A dedicated server receives the video and depth streams from the capture nodes and generates the synthetic view according to the viewpoint and camera orientation selected by the user. In principle, if sufficient computing power and network capacity were available, it would be desirable to use as much information about the scene as possible to compute the virtual view. However, even the most powerful computers cannot deal in real time with problems such as multiple stereo vision, so there is little point in transmitting all available data. Recognizing this fact, and considering that real-time operation is a must for us, we dynamically selected the three reference cameras closest to the virtual viewpoint, warped them toward the virtual viewpoint using DIBR techniques, and blended their contributions to produce the synthesized foreground view.

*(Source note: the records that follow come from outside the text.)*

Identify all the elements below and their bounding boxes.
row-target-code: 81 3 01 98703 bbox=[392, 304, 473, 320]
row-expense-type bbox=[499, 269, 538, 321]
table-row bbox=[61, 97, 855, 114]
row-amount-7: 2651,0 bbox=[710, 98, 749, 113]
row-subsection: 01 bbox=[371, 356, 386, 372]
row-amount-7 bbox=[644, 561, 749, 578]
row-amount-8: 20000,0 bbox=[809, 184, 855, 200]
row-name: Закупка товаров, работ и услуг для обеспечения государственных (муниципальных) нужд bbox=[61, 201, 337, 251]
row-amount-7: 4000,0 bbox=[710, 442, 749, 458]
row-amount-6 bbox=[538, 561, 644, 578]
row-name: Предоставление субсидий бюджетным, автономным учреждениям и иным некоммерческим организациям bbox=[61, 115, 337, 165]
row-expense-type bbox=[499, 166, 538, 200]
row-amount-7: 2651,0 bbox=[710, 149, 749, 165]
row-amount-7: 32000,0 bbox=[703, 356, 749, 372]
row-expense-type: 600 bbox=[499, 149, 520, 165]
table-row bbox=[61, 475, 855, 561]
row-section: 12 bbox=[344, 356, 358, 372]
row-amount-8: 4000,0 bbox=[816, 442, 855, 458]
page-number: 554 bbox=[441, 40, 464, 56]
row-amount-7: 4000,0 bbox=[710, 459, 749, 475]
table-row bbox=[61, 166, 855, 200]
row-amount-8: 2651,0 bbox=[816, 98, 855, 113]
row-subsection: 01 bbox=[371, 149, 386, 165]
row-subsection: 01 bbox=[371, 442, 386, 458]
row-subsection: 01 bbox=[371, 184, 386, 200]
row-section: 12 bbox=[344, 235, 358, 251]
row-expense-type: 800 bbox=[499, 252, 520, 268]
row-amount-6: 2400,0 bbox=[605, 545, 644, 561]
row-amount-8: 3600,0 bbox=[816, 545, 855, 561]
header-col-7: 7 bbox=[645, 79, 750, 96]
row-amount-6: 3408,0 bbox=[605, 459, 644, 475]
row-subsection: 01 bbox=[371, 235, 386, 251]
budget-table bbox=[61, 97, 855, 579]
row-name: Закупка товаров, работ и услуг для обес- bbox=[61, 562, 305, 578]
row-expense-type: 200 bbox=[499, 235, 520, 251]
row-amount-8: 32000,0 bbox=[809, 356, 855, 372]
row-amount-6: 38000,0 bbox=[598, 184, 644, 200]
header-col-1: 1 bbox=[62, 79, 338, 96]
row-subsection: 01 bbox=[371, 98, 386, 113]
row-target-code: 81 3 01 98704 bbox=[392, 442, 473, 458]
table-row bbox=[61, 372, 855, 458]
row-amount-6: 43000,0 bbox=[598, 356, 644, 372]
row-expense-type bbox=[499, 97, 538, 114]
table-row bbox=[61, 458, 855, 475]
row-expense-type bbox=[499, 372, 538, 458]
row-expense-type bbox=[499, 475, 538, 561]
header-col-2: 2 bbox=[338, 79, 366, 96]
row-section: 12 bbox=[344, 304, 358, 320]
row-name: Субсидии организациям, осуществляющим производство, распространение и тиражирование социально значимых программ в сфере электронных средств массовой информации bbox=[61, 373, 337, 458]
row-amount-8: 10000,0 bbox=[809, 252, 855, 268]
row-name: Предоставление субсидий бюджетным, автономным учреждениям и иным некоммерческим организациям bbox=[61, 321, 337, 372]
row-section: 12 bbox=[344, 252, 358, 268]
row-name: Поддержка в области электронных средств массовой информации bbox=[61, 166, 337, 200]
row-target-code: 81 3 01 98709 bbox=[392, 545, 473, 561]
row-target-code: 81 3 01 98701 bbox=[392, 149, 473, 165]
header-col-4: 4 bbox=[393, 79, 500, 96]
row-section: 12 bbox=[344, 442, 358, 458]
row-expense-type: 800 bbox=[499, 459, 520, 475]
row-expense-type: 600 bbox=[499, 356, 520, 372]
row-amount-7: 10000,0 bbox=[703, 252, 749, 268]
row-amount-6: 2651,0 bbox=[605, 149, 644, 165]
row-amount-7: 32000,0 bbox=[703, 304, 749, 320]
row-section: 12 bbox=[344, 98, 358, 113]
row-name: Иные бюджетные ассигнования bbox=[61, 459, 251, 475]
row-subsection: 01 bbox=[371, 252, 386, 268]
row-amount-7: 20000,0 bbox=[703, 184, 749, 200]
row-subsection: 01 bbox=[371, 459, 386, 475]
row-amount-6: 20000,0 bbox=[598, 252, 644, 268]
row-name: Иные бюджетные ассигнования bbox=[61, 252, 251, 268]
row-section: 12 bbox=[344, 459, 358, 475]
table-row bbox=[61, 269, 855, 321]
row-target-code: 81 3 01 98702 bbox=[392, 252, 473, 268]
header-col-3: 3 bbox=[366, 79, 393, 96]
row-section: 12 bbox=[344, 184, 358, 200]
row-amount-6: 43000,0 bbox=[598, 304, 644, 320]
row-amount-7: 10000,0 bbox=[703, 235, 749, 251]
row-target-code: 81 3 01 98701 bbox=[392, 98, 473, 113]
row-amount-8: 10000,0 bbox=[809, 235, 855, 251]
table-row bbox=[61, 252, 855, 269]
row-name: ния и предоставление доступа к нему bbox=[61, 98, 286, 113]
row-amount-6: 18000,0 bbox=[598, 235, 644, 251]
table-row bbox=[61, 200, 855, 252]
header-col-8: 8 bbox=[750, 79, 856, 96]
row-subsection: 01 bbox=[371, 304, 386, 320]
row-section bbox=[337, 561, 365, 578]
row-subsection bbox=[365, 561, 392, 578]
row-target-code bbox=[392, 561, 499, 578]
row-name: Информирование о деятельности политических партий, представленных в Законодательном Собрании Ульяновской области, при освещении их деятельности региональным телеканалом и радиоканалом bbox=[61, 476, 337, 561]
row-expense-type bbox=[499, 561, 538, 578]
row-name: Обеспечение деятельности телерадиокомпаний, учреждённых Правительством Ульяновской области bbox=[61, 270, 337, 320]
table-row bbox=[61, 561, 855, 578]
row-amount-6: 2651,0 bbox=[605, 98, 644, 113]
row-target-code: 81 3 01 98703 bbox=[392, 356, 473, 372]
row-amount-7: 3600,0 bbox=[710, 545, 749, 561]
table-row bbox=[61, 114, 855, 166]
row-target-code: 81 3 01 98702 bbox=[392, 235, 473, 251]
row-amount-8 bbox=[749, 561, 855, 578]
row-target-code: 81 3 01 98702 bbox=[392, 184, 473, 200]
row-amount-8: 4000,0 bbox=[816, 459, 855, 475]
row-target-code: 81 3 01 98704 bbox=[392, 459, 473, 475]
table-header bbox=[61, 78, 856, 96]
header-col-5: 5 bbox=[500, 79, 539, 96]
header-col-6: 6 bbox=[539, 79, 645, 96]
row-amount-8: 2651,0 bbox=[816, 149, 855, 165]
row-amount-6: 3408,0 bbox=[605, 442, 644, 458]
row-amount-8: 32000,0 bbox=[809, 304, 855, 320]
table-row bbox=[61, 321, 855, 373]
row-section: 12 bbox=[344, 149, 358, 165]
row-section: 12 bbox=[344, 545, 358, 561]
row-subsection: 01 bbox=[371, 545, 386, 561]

To reduce the amount of data to transmit and process, we note that the color of the background may change over time due to shadows or illumination changes, but not its structure (depth). Consequently, we can afford to generate a detailed model of the background depth during system calibration (offline) using techniques that are too expensive to be used in real time (e.g., Shape from Motion, Multiview Stereo), so that during online operation we only need to send depth information about the foreground. Finally, we synthesize the virtual view using a combination of layers from the background and foreground information to obtain a natural result with reduced computational cost.
FVV Live features low motion-to-photon and end-to-end latencies, enabling seamless free viewpoint navigation and immersive communications. Furthermore, FVV Live’s visual quality has been subjectively evaluated with satisfactory results, along with additional comparative tests demonstrating its preference over state-of-the-art DIBR alternatives.